There has been a lot of interest on the forums about creating custom programming languages. Since I have done this, I was thinking of doing a semi-retrospective, semi-rewrite to illustrate how to build a working programming language interpreter. I was considering doing this for quite some time, but I didn't quite have the motivation to do so.
I'm going to start with a basic Lisp syntax, using a hand rolled parser. Integrating a proper parser is a hurdle that I don't want to place too early in the process. I do plan to do it eventually so I can use a nice custom syntax. Most of my initial effort will be concentrated on getting the interpreter up to scratch. Its working title is "Rasp", which is an ugly mix of my user name and "Lisp".
I haven't tied down all the details yet, but I'm aiming for a semi-dynamic language, with optional explicit but otherwise inferred strong typing. That is, a function can be written without mentioning types. If a variable are used in a context where the type is known (e.g. passed to a library function or explicitly typed) then the type will be inferred and an error occurs trying to invoke the function with an incorrect type. Types will be be inferred recursively, so a generic function calling a second generic function which calls a typed function will have the types propagated all the way back. In certain circumstances, I expect the type will not be deducible. For the moment, I'm going to do something similar to "autoboxing" where in such cases the program will generate type errors at runtime rather than compile time. A variable would be strongly typed, once given a type (explicitly via declaration or implicitly through first assignment) it would not be legal to assign it to an unrelated type.
Some or all of these ideas might be compromised if they end up contradicting each other, or if they overly complicate implementation or finally if they just aren't nice to use. In any case, almost none of them will be present early on. Hopefully it won't be too difficult to add them later.
Some of the more advanced things I'm interested in investigating are automatic type decomposition to enable "data oriented programming" without imposing a large burden on the programmer, or possibly an explicit way of separating the physical arrangement of the data from the logic arrangement, to put the programmer in charge of their data layout. Other ideas include a hybrid approach to memory, using RAII where possible and garbage collection only where cycles can occur.

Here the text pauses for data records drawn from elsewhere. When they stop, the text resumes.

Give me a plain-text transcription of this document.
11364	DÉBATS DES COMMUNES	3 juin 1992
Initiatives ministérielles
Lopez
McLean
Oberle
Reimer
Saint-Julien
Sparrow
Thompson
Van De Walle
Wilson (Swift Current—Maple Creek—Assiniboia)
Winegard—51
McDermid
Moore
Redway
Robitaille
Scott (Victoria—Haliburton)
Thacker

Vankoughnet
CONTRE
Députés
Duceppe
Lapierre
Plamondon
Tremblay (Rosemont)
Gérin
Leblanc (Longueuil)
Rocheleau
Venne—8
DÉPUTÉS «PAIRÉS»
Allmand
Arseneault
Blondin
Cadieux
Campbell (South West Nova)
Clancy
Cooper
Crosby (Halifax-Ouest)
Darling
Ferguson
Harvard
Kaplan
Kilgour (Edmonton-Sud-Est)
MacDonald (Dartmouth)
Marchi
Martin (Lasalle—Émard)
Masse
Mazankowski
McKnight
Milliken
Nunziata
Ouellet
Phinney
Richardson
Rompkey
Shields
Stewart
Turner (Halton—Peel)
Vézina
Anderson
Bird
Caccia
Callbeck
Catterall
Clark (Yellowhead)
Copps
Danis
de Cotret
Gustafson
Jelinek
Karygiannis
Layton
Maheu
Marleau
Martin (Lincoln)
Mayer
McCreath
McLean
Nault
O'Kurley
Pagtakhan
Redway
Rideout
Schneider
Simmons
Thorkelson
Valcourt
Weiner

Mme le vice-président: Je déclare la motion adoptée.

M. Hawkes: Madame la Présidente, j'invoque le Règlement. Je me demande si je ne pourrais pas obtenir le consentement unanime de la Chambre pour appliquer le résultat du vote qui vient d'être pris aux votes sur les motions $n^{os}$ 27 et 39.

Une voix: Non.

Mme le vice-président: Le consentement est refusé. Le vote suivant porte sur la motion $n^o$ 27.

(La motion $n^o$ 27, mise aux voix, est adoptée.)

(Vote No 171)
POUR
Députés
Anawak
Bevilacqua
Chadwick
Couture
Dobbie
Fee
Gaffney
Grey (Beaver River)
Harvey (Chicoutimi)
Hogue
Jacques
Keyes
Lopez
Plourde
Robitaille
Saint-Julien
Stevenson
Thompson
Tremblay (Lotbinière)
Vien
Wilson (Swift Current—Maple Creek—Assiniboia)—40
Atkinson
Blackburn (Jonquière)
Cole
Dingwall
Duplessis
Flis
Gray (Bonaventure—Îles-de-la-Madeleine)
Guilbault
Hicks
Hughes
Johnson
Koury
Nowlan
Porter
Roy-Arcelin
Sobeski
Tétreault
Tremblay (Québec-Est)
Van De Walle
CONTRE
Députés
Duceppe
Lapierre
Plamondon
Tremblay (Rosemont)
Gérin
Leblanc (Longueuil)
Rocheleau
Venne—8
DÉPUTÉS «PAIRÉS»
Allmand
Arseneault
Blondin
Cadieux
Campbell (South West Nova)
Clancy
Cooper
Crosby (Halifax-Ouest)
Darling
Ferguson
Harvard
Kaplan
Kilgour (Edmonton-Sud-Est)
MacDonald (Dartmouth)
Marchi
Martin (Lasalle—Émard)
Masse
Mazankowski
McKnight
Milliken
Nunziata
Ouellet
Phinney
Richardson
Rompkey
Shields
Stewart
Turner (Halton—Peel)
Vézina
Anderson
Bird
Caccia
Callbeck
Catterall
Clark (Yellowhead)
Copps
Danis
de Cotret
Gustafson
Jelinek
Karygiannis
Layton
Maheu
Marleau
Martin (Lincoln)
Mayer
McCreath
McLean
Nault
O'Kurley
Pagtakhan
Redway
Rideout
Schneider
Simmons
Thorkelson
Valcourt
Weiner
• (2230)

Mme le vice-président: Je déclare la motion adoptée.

I think the type system I'm considering might cause the compiler to be unable to infer a useful type, it would end up inferring something like "Object" in managed languages, though I'd prefer to omit such an arbitrary base class from the language if possible. To achieve this I may be forced to use explicit types when defining data types. I'll need to investigate.
I'd also like a language that helps programmers with multi-threaded code, or at least doesn't hinder them in quite the same way that other languages do. The plans I have for this are more nebulous at the moment, we'll see how it goes. Maybe something like language support for transactions, which can be rolled back and made a critical section.

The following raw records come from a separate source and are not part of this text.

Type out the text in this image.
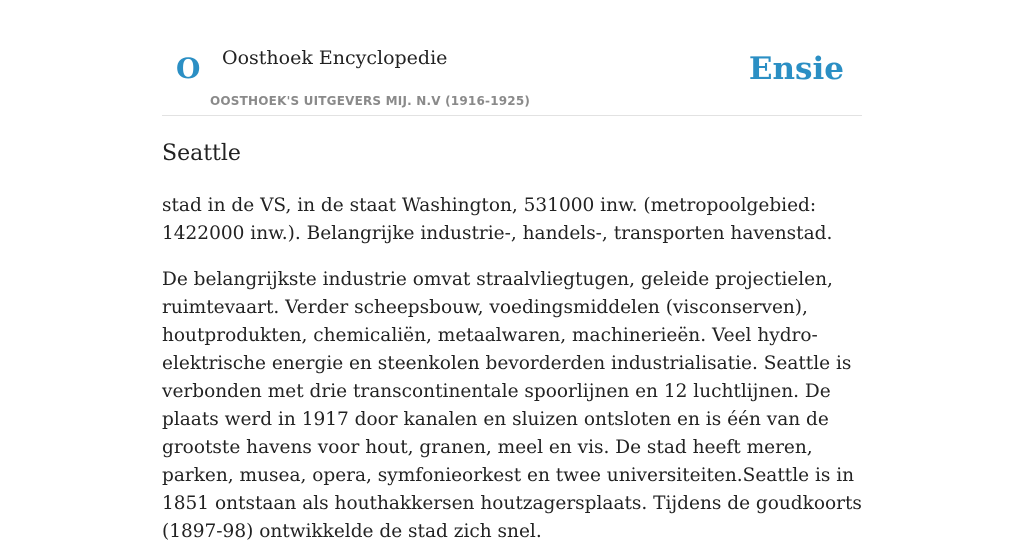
O Oosthoek Encyclopedie
OOSTHOEK'S UITGEVERS MIJ. N.V (1916-1925)
Ensie
Seattle

stad in de VS, in de staat Washington, 531000 inw. (metropoolgebied: 1422000 inw.). Belangrijke industrie-, handels-, transporten havenstad.

De belangrijkste industrie omvat straalvliegtugen, geleide projectielen, ruimtevaart. Verder scheepsbouw, voedingsmiddelen (visconserven), houtprodukten, chemicaliën, metaalwaren, machinerieën. Veel hydro-elektrische energie en steenkolen bevorderden industrialisatie. Seattle is verbonden met drie transcontinentale spoorlijnen en 12 luchtlijnen. De plaats werd in 1917 door kanalen en sluizen ontsloten en is één van de grootste havens voor hout, granen, meel en vis. De stad heeft meren, parken, musea, opera, symfonieorkest en twee universiteiten.Seattle is in 1851 ontstaan als houthakkersen houtzagersplaats. Tijdens de goudkoorts (1897-98) ontwikkelde de stad zich snel.
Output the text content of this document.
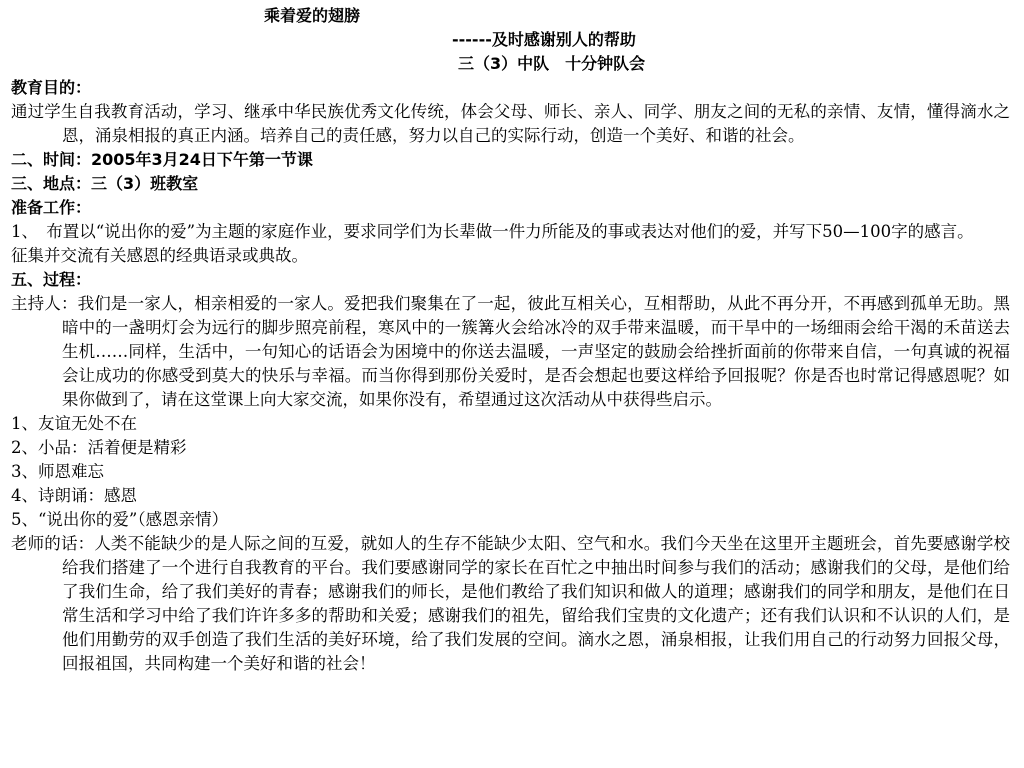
乘着爱的翅膀
------及时感谢别人的帮助
三（3）中队　十分钟队会
教育目的：
通过学生自我教育活动，学习、继承中华民族优秀文化传统，体会父母、师长、亲人、同学、朋友之间的无私的亲情、友情，懂得滴水之恩，涌泉相报的真正内涵。培养自己的责任感，努力以自己的实际行动，创造一个美好、和谐的社会。
二、时间：2005年3月24日下午第一节课
三、地点：三（3）班教室
准备工作：
1、　布置以“说出你的爱”为主题的家庭作业，要求同学们为长辈做一件力所能及的事或表达对他们的爱，并写下50—100字的感言。
征集并交流有关感恩的经典语录或典故。
五、过程：
主持人：我们是一家人，相亲相爱的一家人。爱把我们聚集在了一起，彼此互相关心，互相帮助，从此不再分开，不再感到孤单无助。黑暗中的一盏明灯会为远行的脚步照亮前程，寒风中的一簇篝火会给冰冷的双手带来温暖，而干旱中的一场细雨会给干渴的禾苗送去生机……同样，生活中，一句知心的话语会为困境中的你送去温暖，一声坚定的鼓励会给挫折面前的你带来自信，一句真诚的祝福会让成功的你感受到莫大的快乐与幸福。而当你得到那份关爱时，是否会想起也要这样给予回报呢？你是否也时常记得感恩呢？如果你做到了，请在这堂课上向大家交流，如果你没有，希望通过这次活动从中获得些启示。
1、友谊无处不在
2、小品：活着便是精彩
3、师恩难忘
4、诗朗诵：感恩
5、“说出你的爱”（感恩亲情）
老师的话：人类不能缺少的是人际之间的互爱，就如人的生存不能缺少太阳、空气和水。我们今天坐在这里开主题班会，首先要感谢学校给我们搭建了一个进行自我教育的平台。我们要感谢同学的家长在百忙之中抽出时间参与我们的活动；感谢我们的父母，是他们给了我们生命，给了我们美好的青春；感谢我们的师长，是他们教给了我们知识和做人的道理；感谢我们的同学和朋友，是他们在日常生活和学习中给了我们许许多多的帮助和关爱；感谢我们的祖先，留给我们宝贵的文化遗产；还有我们认识和不认识的人们，是他们用勤劳的双手创造了我们生活的美好环境，给了我们发展的空间。滴水之恩，涌泉相报，让我们用自己的行动努力回报父母，回报祖国，共同构建一个美好和谐的社会！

I'm also thinking about an alternative to exceptions and error codes, or possibly merging them together - for example: checked return codes, the compiler will reject code that does not test the return value of marked functions. Investigate some kind of language support to ease the burden of passing error codes through a function call hierarchy, which might be aided by the inference engine I'm including. We'll see.
Long term goals include optimising the implementation to the point that people might want to actually use it, and eventually JIT compilation using LLVM. I would consider targeting a prewritten VM but it don't think it will allow me to get to some of the juicier advanced topics.
But the first few iterations will be very simple. I threw together an interpreter yesterday using my old "Lisp" project as a base. It lacks a parser. I'll get something simple working for the weekend, during which I hope to publish (or at least write) my first "article". I am currently testing it by building a raw instruction list and executing it. The first iteration will support integer literals and calling arbitrary C++ functions, hopefully even in a nested manner.
I started from scratch, not because I want to but because that is the best way to demonstrate the iterative process over the series of articles. Even stripped down to quite basic functionality, the base code is not small. I believe it is about the smallest useful size that will give me a good bit to talk about without being overwhelming. Hopefully it will be about the size that my intended audience can manage.
I know I can get it to the point where my last Lisp language was, which was reasonably powerful but with glaring omissions, notably user defined types. I should be able to get a few articles out until that point, then I can start braching into some of the topics I mentioned above.
The main complication is that my time is divided because I'm working on a game with a friend at the moment. We're getting close to a potential test of a gameplay mockup, we're aiming to have the program ready by the end of January and possibly conduct some tests in the months following.